Red Hat Training

A Red Hat training course is available for Red Hat Enterprise Linux

4.16. certmonger

An updated certmonger package that fixes one bug is now available for Red Hat Enterprise Linux 5.
[Updated 20 December 2011] This advisory has been updated with the correct product name (that is, Red Hat Enterprise Linux 5) in the Details section. The package included in this revised update has not been changed in any way from the package included in the original advisory.
The certmonger service monitors certificates, warning of their impending expiration, and optionally attempting to re-enroll with supported CAs (Certificate Authorities).

Bug Fix

BZ#767573
The RHSA-2011-1533 security advisory, which fixed a security vulnerability in the IPA (Identity, Policy and Audit) web-based service, caused incompatibility with older versions of certmonger.
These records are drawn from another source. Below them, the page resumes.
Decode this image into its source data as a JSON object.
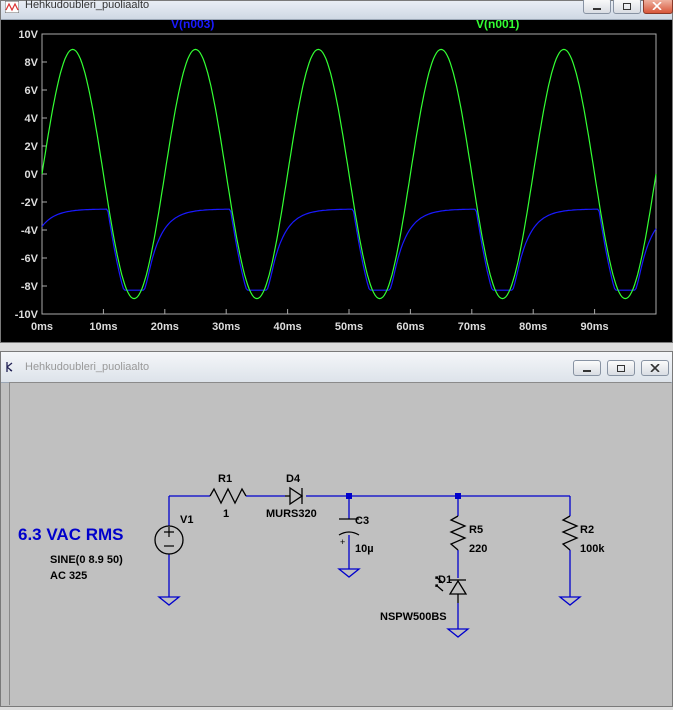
{
  "top_window": {
    "title": "Hehkudoubleri_puoliaalto",
    "icon": "waveform-window-icon"
  },
  "bottom_window": {
    "title": "Hehkudoubleri_puoliaalto",
    "icon": "schematic-window-icon"
  },
  "chart_data": {
    "type": "line",
    "x_unit": "ms",
    "xlim": [
      0,
      100
    ],
    "ylim": [
      -10,
      10
    ],
    "y_ticks": [
      "10V",
      "8V",
      "6V",
      "4V",
      "2V",
      "0V",
      "-2V",
      "-4V",
      "-6V",
      "-8V",
      "-10V"
    ],
    "x_ticks": [
      "0ms",
      "10ms",
      "20ms",
      "30ms",
      "40ms",
      "50ms",
      "60ms",
      "70ms",
      "80ms",
      "90ms"
    ],
    "grid": false,
    "series": [
      {
        "name": "V(n003)",
        "color": "#1a1aff",
        "description_values": {
          "baseline_min": -3.9,
          "peak": -2.5,
          "trough": -8.3
        }
      },
      {
        "name": "V(n001)",
        "color": "#33ff33",
        "amplitude": 8.9,
        "frequency_hz": 50
      }
    ]
  },
  "schematic": {
    "label_main": "6.3 VAC RMS",
    "v1_name": "V1",
    "v1_line1": "SINE(0 8.9 50)",
    "v1_line2": "AC 325",
    "r1_name": "R1",
    "r1_value": "1",
    "d4_name": "D4",
    "d4_value": "MURS320",
    "c3_name": "C3",
    "c3_value": "10µ",
    "r5_name": "R5",
    "r5_value": "220",
    "r2_name": "R2",
    "r2_value": "100k",
    "d1_name": "D1",
    "d1_value": "NSPW500BS",
    "wire_color": "#0000cc",
    "text_color": "#000000",
    "label_color": "#0000cc"
  }
}
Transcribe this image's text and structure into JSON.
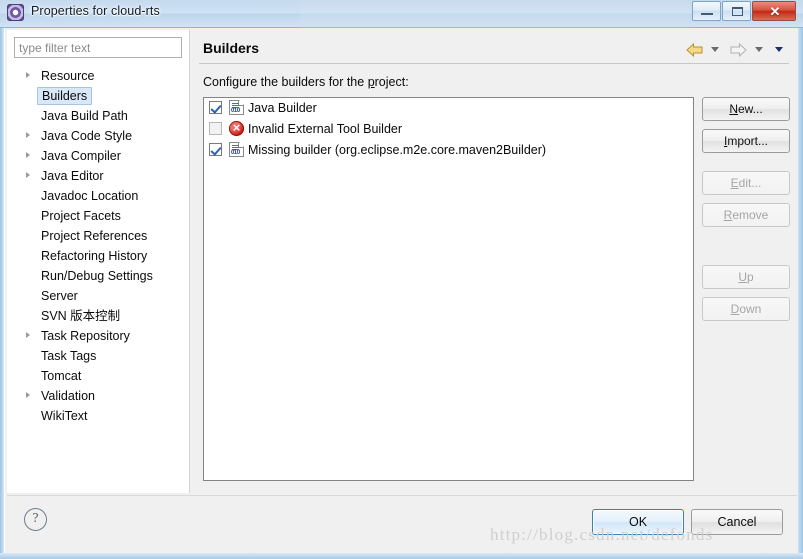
{
  "window": {
    "title": "Properties for cloud-rts",
    "app_icon": "eclipse-gear-icon",
    "buttons": {
      "minimize": "minimize-icon",
      "maximize": "maximize-icon",
      "close": "✕"
    }
  },
  "sidebar": {
    "filter": {
      "placeholder": "type filter text",
      "value": ""
    },
    "items": [
      {
        "label": "Resource",
        "expandable": true,
        "selected": false
      },
      {
        "label": "Builders",
        "expandable": false,
        "selected": true
      },
      {
        "label": "Java Build Path",
        "expandable": false,
        "selected": false
      },
      {
        "label": "Java Code Style",
        "expandable": true,
        "selected": false
      },
      {
        "label": "Java Compiler",
        "expandable": true,
        "selected": false
      },
      {
        "label": "Java Editor",
        "expandable": true,
        "selected": false
      },
      {
        "label": "Javadoc Location",
        "expandable": false,
        "selected": false
      },
      {
        "label": "Project Facets",
        "expandable": false,
        "selected": false
      },
      {
        "label": "Project References",
        "expandable": false,
        "selected": false
      },
      {
        "label": "Refactoring History",
        "expandable": false,
        "selected": false
      },
      {
        "label": "Run/Debug Settings",
        "expandable": false,
        "selected": false
      },
      {
        "label": "Server",
        "expandable": false,
        "selected": false
      },
      {
        "label": "SVN 版本控制",
        "expandable": false,
        "selected": false
      },
      {
        "label": "Task Repository",
        "expandable": true,
        "selected": false
      },
      {
        "label": "Task Tags",
        "expandable": false,
        "selected": false
      },
      {
        "label": "Tomcat",
        "expandable": false,
        "selected": false
      },
      {
        "label": "Validation",
        "expandable": true,
        "selected": false
      },
      {
        "label": "WikiText",
        "expandable": false,
        "selected": false
      }
    ]
  },
  "main": {
    "title": "Builders",
    "description_prefix": "Configure the builders for the ",
    "description_mnemonic": "p",
    "description_suffix": "roject:",
    "nav": {
      "back_icon": "back-arrow-icon",
      "back_enabled": true,
      "forward_icon": "forward-arrow-icon",
      "forward_enabled": false,
      "menu_icon": "chevron-down-icon"
    },
    "builders": [
      {
        "label": "Java Builder",
        "checked": true,
        "icon": "builder-icon"
      },
      {
        "label": "Invalid External Tool Builder",
        "checked": false,
        "icon": "error-icon"
      },
      {
        "label": "Missing builder (org.eclipse.m2e.core.maven2Builder)",
        "checked": true,
        "icon": "builder-icon"
      }
    ],
    "side_buttons": [
      {
        "prefix": "",
        "mnemonic": "N",
        "suffix": "ew...",
        "enabled": true
      },
      {
        "prefix": "",
        "mnemonic": "I",
        "suffix": "mport...",
        "enabled": true
      },
      {
        "prefix": "",
        "mnemonic": "E",
        "suffix": "dit...",
        "enabled": false
      },
      {
        "prefix": "",
        "mnemonic": "R",
        "suffix": "emove",
        "enabled": false
      },
      {
        "prefix": "",
        "mnemonic": "U",
        "suffix": "p",
        "enabled": false
      },
      {
        "prefix": "",
        "mnemonic": "D",
        "suffix": "own",
        "enabled": false
      }
    ]
  },
  "footer": {
    "help_icon": "help-question-icon",
    "ok_label": "OK",
    "cancel_label": "Cancel"
  },
  "watermark": "http://blog.csdn.net/defonds",
  "colors": {
    "accent": "#3c7fb1",
    "title_blue": "#c6dae e",
    "error_red": "#cf2119",
    "checkbox_check": "#2a62b8",
    "selection": "#d8e8f8"
  }
}
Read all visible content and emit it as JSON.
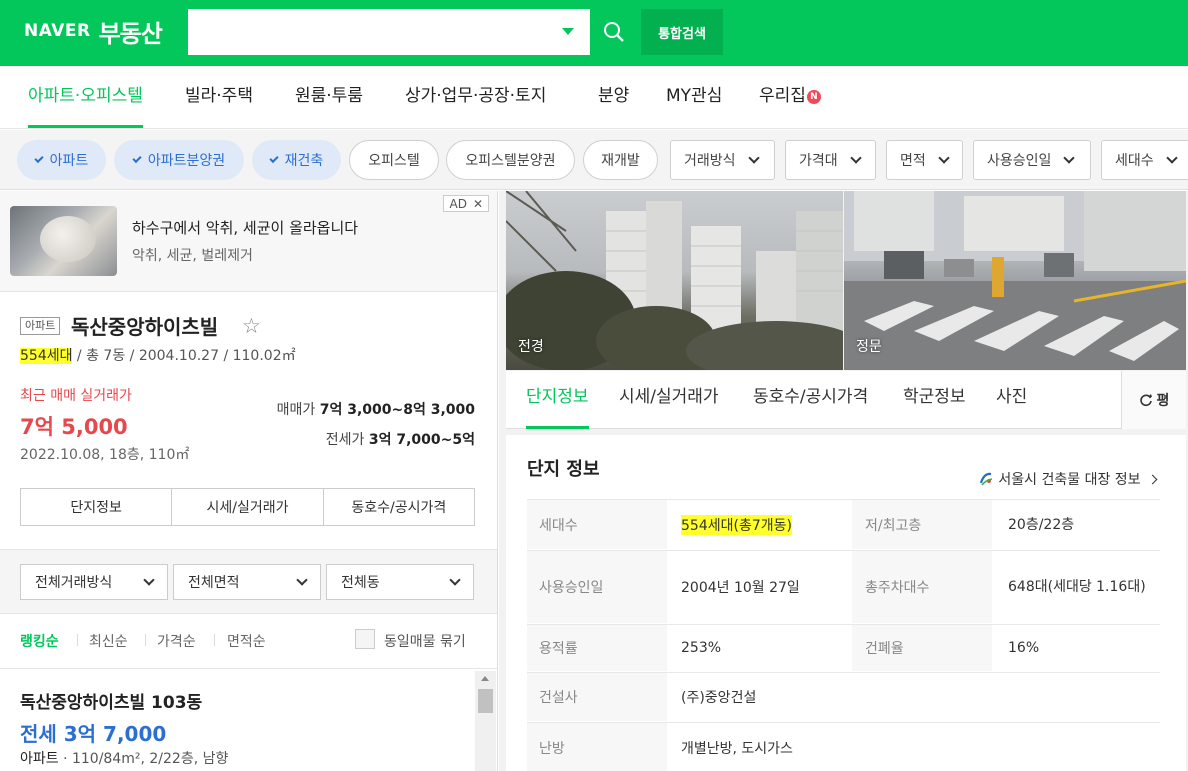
{
  "header": {
    "logo_brand": "NAVER",
    "logo_service": "부동산",
    "search_placeholder": "",
    "total_search_label": "통합검색"
  },
  "nav": {
    "items": [
      "아파트·오피스텔",
      "빌라·주택",
      "원룸·투룸",
      "상가·업무·공장·토지",
      "분양",
      "MY관심",
      "우리집"
    ],
    "badge": "N",
    "active_index": 0
  },
  "filters": {
    "chips_selected": [
      "아파트",
      "아파트분양권",
      "재건축"
    ],
    "chips_unselected": [
      "오피스텔",
      "오피스텔분양권",
      "재개발"
    ],
    "dropdowns": [
      "거래방식",
      "가격대",
      "면적",
      "사용승인일",
      "세대수"
    ]
  },
  "ad": {
    "title": "하수구에서 악취, 세균이 올라옵니다",
    "subtitle": "악취, 세균, 벌레제거",
    "badge": "AD",
    "close": "✕"
  },
  "complex": {
    "type_tag": "아파트",
    "name": "독산중앙하이츠빌",
    "households": "554세대",
    "info_rest": " / 총 7동 / 2004.10.27 / 110.02㎡",
    "recent_label": "최근 매매 실거래가",
    "recent_price": "7억 5,000",
    "recent_date": "2022.10.08, 18층, 110㎡",
    "sale_label": "매매가",
    "sale_value": "7억 3,000~8억 3,000",
    "jeonse_label": "전세가",
    "jeonse_value": "3억 7,000~5억",
    "buttons": [
      "단지정보",
      "시세/실거래가",
      "동호수/공시가격"
    ]
  },
  "list_filters": {
    "dropdowns": [
      "전체거래방식",
      "전체면적",
      "전체동"
    ],
    "sorts": [
      "랭킹순",
      "최신순",
      "가격순",
      "면적순"
    ],
    "same_listing_label": "동일매물 묶기"
  },
  "listing": {
    "name": "독산중앙하이츠빌 103동",
    "price": "전세 3억 7,000",
    "type": "아파트",
    "info": " · 110/84m², 2/22층, 남향"
  },
  "photos": {
    "labels": [
      "전경",
      "정문"
    ]
  },
  "detail_tabs": {
    "items": [
      "단지정보",
      "시세/실거래가",
      "동호수/공시가격",
      "학군정보",
      "사진"
    ],
    "unit_label": "평"
  },
  "info_table": {
    "title": "단지 정보",
    "link": "서울시 건축물 대장 정보",
    "rows": [
      {
        "label": "세대수",
        "value": "554세대(총7개동)",
        "label2": "저/최고층",
        "value2": "20층/22층"
      },
      {
        "label": "사용승인일",
        "value": "2004년 10월 27일",
        "label2": "총주차대수",
        "value2": "648대(세대당 1.16대)"
      },
      {
        "label": "용적률",
        "value": "253%",
        "label2": "건폐율",
        "value2": "16%"
      },
      {
        "label": "건설사",
        "value": "(주)중앙건설",
        "label2": "",
        "value2": ""
      },
      {
        "label": "난방",
        "value": "개별난방, 도시가스",
        "label2": "",
        "value2": ""
      }
    ]
  },
  "colors": {
    "brand_green": "#03c75a",
    "price_red": "#e5484d",
    "price_blue": "#2c6fd1",
    "highlight": "#ffff2e"
  }
}
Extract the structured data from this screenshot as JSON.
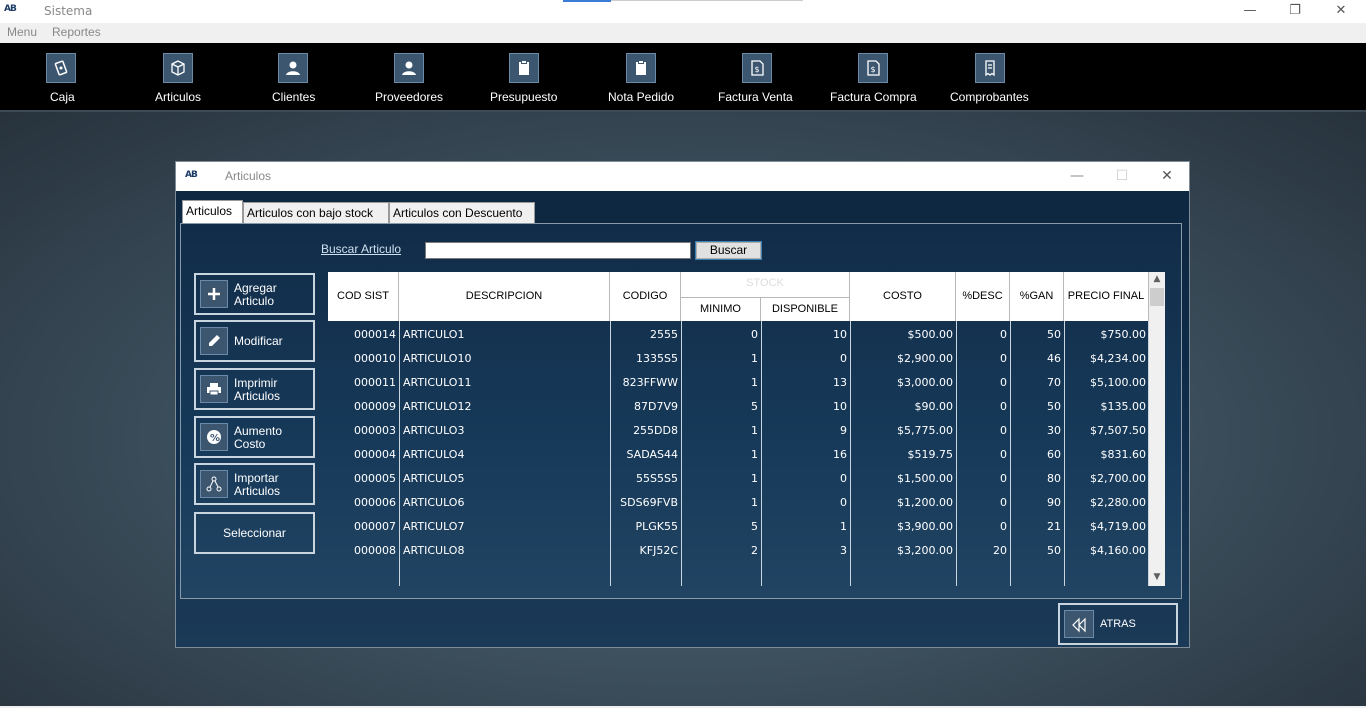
{
  "app": {
    "logo": "AB",
    "title": "Sistema",
    "minimize": "—",
    "restore": "❐",
    "close": "✕"
  },
  "menu": [
    "Menu",
    "Reportes"
  ],
  "toolbar": [
    {
      "label": "Caja",
      "icon": "cash-icon"
    },
    {
      "label": "Articulos",
      "icon": "box-icon"
    },
    {
      "label": "Clientes",
      "icon": "users-icon"
    },
    {
      "label": "Proveedores",
      "icon": "supplier-icon"
    },
    {
      "label": "Presupuesto",
      "icon": "clipboard-icon"
    },
    {
      "label": "Nota Pedido",
      "icon": "clipboard-icon"
    },
    {
      "label": "Factura Venta",
      "icon": "invoice-icon"
    },
    {
      "label": "Factura Compra",
      "icon": "invoice-icon"
    },
    {
      "label": "Comprobantes",
      "icon": "receipt-icon"
    }
  ],
  "window": {
    "logo": "AB",
    "title": "Articulos",
    "minimize": "—",
    "maximize": "☐",
    "close": "✕",
    "tabs": [
      "Articulos",
      "Articulos con bajo stock",
      "Articulos con Descuento"
    ],
    "search": {
      "label": "Buscar Articulo",
      "value": "",
      "button": "Buscar"
    },
    "side_buttons": [
      {
        "label": "Agregar\nArticulo",
        "icon": "plus-icon"
      },
      {
        "label": "Modificar",
        "icon": "pencil-icon"
      },
      {
        "label": "Imprimir\nArticulos",
        "icon": "printer-icon"
      },
      {
        "label": "Aumento\nCosto",
        "icon": "percent-icon"
      },
      {
        "label": "Importar\nArticulos",
        "icon": "import-icon"
      }
    ],
    "select_button": "Seleccionar",
    "back_button": "ATRAS",
    "table": {
      "headers": {
        "cod": "COD SIST",
        "desc": "DESCRIPCION",
        "codigo": "CODIGO",
        "stock": "STOCK",
        "minimo": "MINIMO",
        "disponible": "DISPONIBLE",
        "costo": "COSTO",
        "desc_pct": "%DESC",
        "gan": "%GAN",
        "precio": "PRECIO FINAL"
      },
      "rows": [
        [
          "000014",
          "ARTICULO1",
          "2555",
          "0",
          "10",
          "$500.00",
          "0",
          "50",
          "$750.00"
        ],
        [
          "000010",
          "ARTICULO10",
          "1335S5",
          "1",
          "0",
          "$2,900.00",
          "0",
          "46",
          "$4,234.00"
        ],
        [
          "000011",
          "ARTICULO11",
          "823FFWW",
          "1",
          "13",
          "$3,000.00",
          "0",
          "70",
          "$5,100.00"
        ],
        [
          "000009",
          "ARTICULO12",
          "87D7V9",
          "5",
          "10",
          "$90.00",
          "0",
          "50",
          "$135.00"
        ],
        [
          "000003",
          "ARTICULO3",
          "255DD8",
          "1",
          "9",
          "$5,775.00",
          "0",
          "30",
          "$7,507.50"
        ],
        [
          "000004",
          "ARTICULO4",
          "SADAS44",
          "1",
          "16",
          "$519.75",
          "0",
          "60",
          "$831.60"
        ],
        [
          "000005",
          "ARTICULO5",
          "55S5S5",
          "1",
          "0",
          "$1,500.00",
          "0",
          "80",
          "$2,700.00"
        ],
        [
          "000006",
          "ARTICULO6",
          "SDS69FVB",
          "1",
          "0",
          "$1,200.00",
          "0",
          "90",
          "$2,280.00"
        ],
        [
          "000007",
          "ARTICULO7",
          "PLGK55",
          "5",
          "1",
          "$3,900.00",
          "0",
          "21",
          "$4,719.00"
        ],
        [
          "000008",
          "ARTICULO8",
          "KFJ52C",
          "2",
          "3",
          "$3,200.00",
          "20",
          "50",
          "$4,160.00"
        ]
      ]
    }
  }
}
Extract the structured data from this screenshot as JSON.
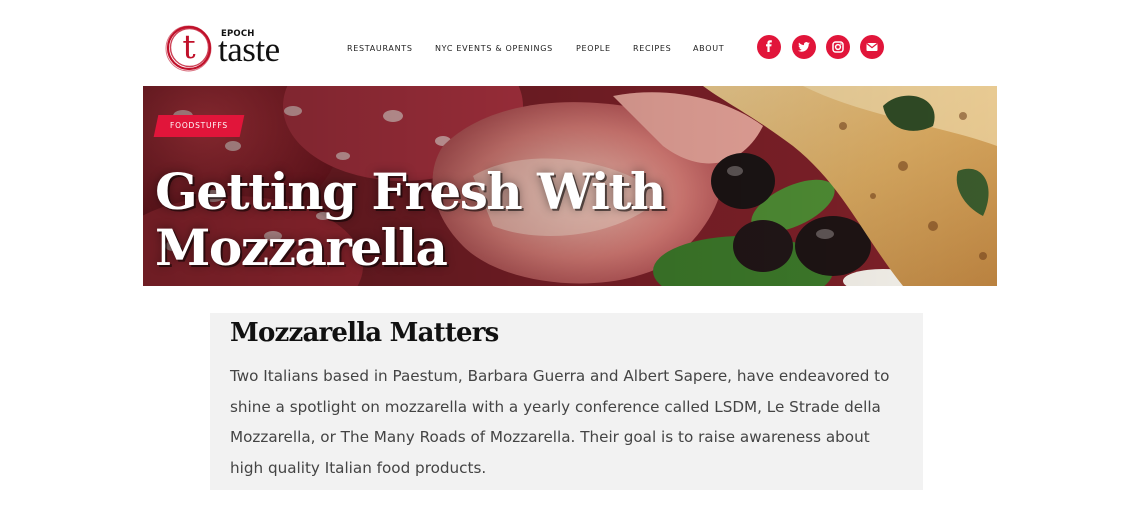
{
  "brand": {
    "mark": "t",
    "small_text": "EPOCH",
    "word": "taste",
    "color": "#c0102a"
  },
  "nav": {
    "items": [
      {
        "label": "RESTAURANTS"
      },
      {
        "label": "NYC EVENTS & OPENINGS"
      },
      {
        "label": "PEOPLE"
      },
      {
        "label": "RECIPES"
      },
      {
        "label": "ABOUT"
      }
    ]
  },
  "social": [
    {
      "icon": "facebook-icon"
    },
    {
      "icon": "twitter-icon"
    },
    {
      "icon": "instagram-icon"
    },
    {
      "icon": "email-icon"
    }
  ],
  "accent_color": "#e1153a",
  "hero": {
    "category": "FOODSTUFFS",
    "title": "Getting Fresh With Mozzarella"
  },
  "article": {
    "heading": "Mozzarella Matters",
    "body": "Two Italians based in Paestum, Barbara Guerra and Albert Sapere, have endeavored to shine a spotlight on mozzarella with a yearly conference called LSDM, Le Strade della Mozzarella, or The Many Roads of Mozzarella. Their goal is to raise awareness about high quality Italian food products."
  }
}
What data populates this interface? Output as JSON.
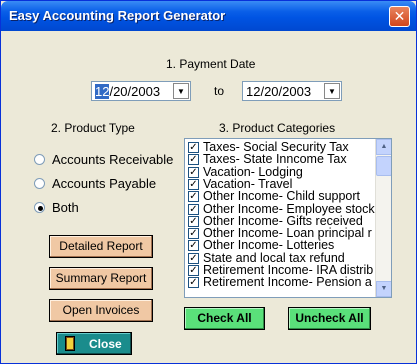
{
  "window": {
    "title": "Easy Accounting Report Generator",
    "close_glyph": "✕"
  },
  "payment_date": {
    "heading": "1. Payment Date",
    "from": {
      "selected": "12",
      "rest": "/20/2003"
    },
    "to_label": "to",
    "to": {
      "value": "12/20/2003"
    }
  },
  "product_type": {
    "heading": "2. Product Type",
    "options": [
      {
        "label": "Accounts Receivable",
        "selected": false
      },
      {
        "label": "Accounts Payable",
        "selected": false
      },
      {
        "label": "Both",
        "selected": true
      }
    ]
  },
  "actions": {
    "detailed": "Detailed Report",
    "summary": "Summary Report",
    "open_invoices": "Open Invoices",
    "close": "Close"
  },
  "categories": {
    "heading": "3. Product Categories",
    "items": [
      {
        "label": "Taxes- Social Security Tax",
        "checked": true
      },
      {
        "label": "Taxes- State Inncome Tax",
        "checked": true
      },
      {
        "label": "Vacation- Lodging",
        "checked": true
      },
      {
        "label": "Vacation- Travel",
        "checked": true
      },
      {
        "label": "Other Income- Child support",
        "checked": true
      },
      {
        "label": "Other Income- Employee stock",
        "checked": true
      },
      {
        "label": "Other Income- Gifts received",
        "checked": true
      },
      {
        "label": "Other Income- Loan principal r",
        "checked": true
      },
      {
        "label": "Other Income- Lotteries",
        "checked": true
      },
      {
        "label": "State and local tax refund",
        "checked": true
      },
      {
        "label": "Retirement Income- IRA distrib",
        "checked": true
      },
      {
        "label": "Retirement Income- Pension a",
        "checked": true
      }
    ],
    "check_all": "Check All",
    "uncheck_all": "Uncheck All"
  },
  "colors": {
    "window_bg": "#ECE9D8",
    "report_button": "#F0C8A4",
    "check_button": "#5AE07A",
    "close_button": "#1A8C8C"
  }
}
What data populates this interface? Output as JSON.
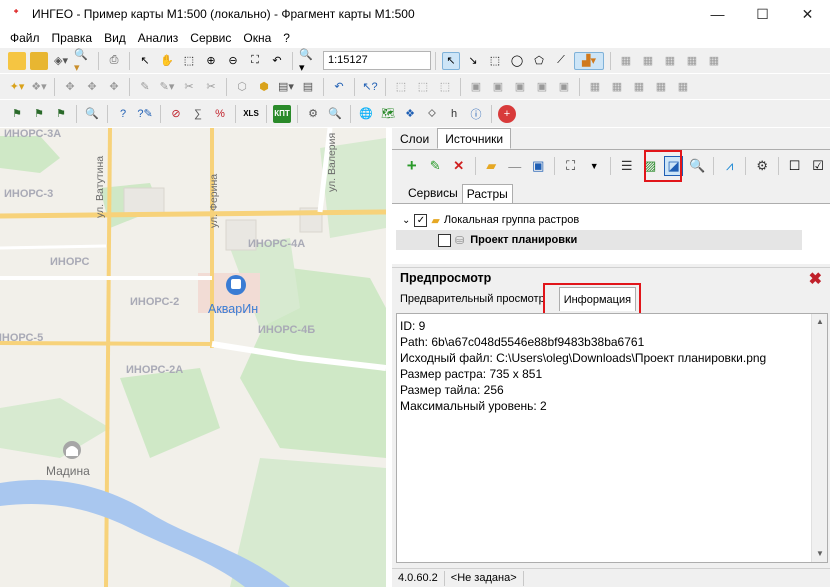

As a consequence, certmonger was unable to correctly submit enrollment requests to IPA's CA. With this update, certmonger has been modified and it now operates correctly with newer versions of IPA. Interoperability with older versions of IPA remains unaffected.
All users of certmonger are advised to upgrade to this updated package, which fixes this bug.
An updated certmonger package is now available for Red Hat Enterprise Linux 6.
The certmonger service monitors certificates, warning of their impending expiration, and optionally attempting to re-enroll with supported CAs (Certificate Authorities).

Bug Fix

BZ#729803
When submitting a signing request to a Red Hat IPA (Identity, Policy, Audit) CA, certmonger is expected to authenticate using the client's host credentials, and to delegate the client's credentials to the server. Recent updates to libraries on which certmonger depends changed delegation of client credentials from a mandatory operation to an optional operation that is no longer enabled by default, which effectively broke certmonger's support for IPA CAs.
This update gives certmonger the ability to explicitly request credential delegation when used with newer versions of these libraries, which introduce an API that allows certmonger to explicitly request that credential delegation be performed.
All certmonger users should upgrade to this updated package, which fixes this bug.
An updated certmonger package that fixes multiple bugs and adds one enhancement is now available for Red Hat Enterprise Linux 5.
The certmonger service monitors certificates as the date at which they become invalid approaches, optionally attempting to re-enroll with a supported certificate authority (CA) to keep the services which use the certificates running without incident.
The certmonger service, which was initially introduced as a Technology Preview, is now fully-supported. (BZ#665317)

Bug Fixes

BZ#712072
Prior to this update, ipa-getcert list calls from non-root users logged the misleading message ""Number of certificates and requests being tracked: 0". This update modifies the underlying code to display the correct message "Insufficient access. Please retry operation as root." when non-root users call ipa-getcert list.
BZ#756745
Prior to this update, starting the certmonger service as non-root user looged the uninformative message "Error connecting to D-Bus.". This update modifies the underlying code to display the correct message "Insufficient access. Please retry operation as root." when non-root users start the certmonger service.
BZ#757883
Prior to this update, the IPA web-based service was not compatibile with certmonger. As a consequence, certmonger was unable to correctly submit enrollment requests to IPA's CA. With this update, certmonger has been modified and it now operates correctly with newer versions of IPA.

Enhancement

BZ#727864
Prior to this update, libcurl could not delegate Kerberos tickets via XML-RPC to authenticate with Identity, Policy and Audit (IPA). This update adds support for the xmlrpc-c API to allow for Generic Security Services Application Program Interface (GSSAPI) delegation.
All users of the certmonger service are advised to upgrade to this updated package, which fixes these bugs and adds this enhancement.